ビオチンとは?
びおちん
ビオチンとは、糖質・脂質・アミノ酸の代謝を補助し、皮膚や毛髪・爪の健康維持に欠かせない水溶性のビタミンB群(ビタミンB7)です。
ビオチンはビタミンB7(またはビタミンH)とも呼ばれる水溶性ビタミンで、体内のカルボキシラーゼ酵素群の補酵素として機能します。主にピルビン酸カルボキシラーゼ・アセチルCoAカルボキシラーゼ・プロピオニルCoAカルボキシラーゼなどと結合し、三大栄養素の代謝に不可欠な役割を果たします。
ビオチンの主な生理作用は以下のとおりです。
- 糖新生(グルコースの合成)の補助
- 脂肪酸合成の促進
- アミノ酸(イソロイシン・バリン・メチオニン等)の代謝への関与
- 皮膚・毛髪・爪の角化組織の健全な形成サポート
- 遺伝子発現調節への関与
ビオチンは腸内細菌によっても産生されるため、通常の食事をしていれば欠乏症は稀です。しかし、長期間の生卵白の過剰摂取(卵白に含まれるアビジンがビオチンと強く結合して吸収を阻害する)、長期的な抗生物質の使用、あるいは先天性のビオチニダーゼ欠損症などの場合に欠乏症が生じます。欠乏すると、皮膚炎・脱毛・爪の脆弱化・神経症状(しびれ・抑うつ)などが現れます。

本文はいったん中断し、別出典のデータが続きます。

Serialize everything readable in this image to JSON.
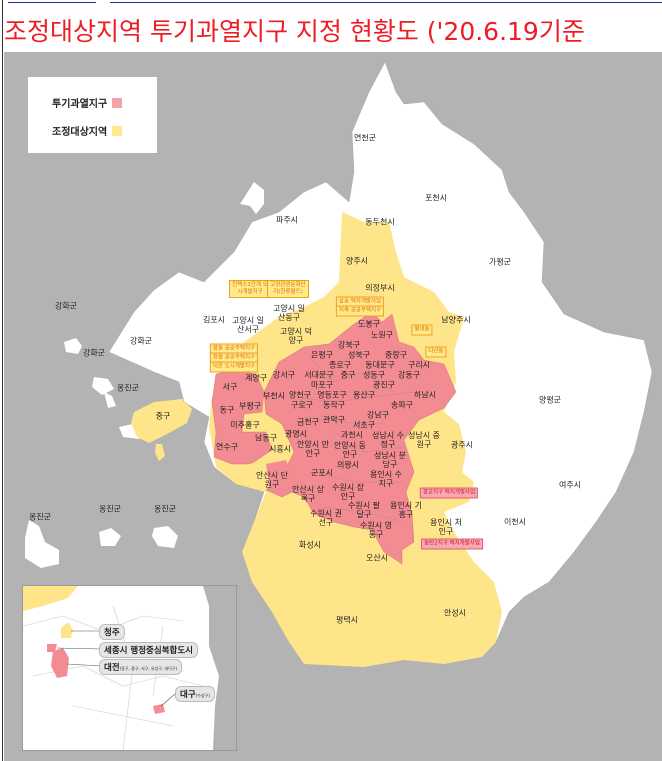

市販のサプリメントでは「髪・爪を強くする」という訴求でビオチンが広く販売されており、美容分野での注目度が高い成分です。ただし、高用量のビオチン摂取は一部の血液検査(甲状腺ホルモン・トロポニン等)に偽の値を生じさせることがあるため、検査前には主治医に申告する必要があります。
使い方・例文
髪が抜けやすかったり爪が割れやすかったりする場合に、ビオチンを含むサプリメントが勧められることがあります。また、生化学の文脈では酵素の補酵素として頻繁に登場します。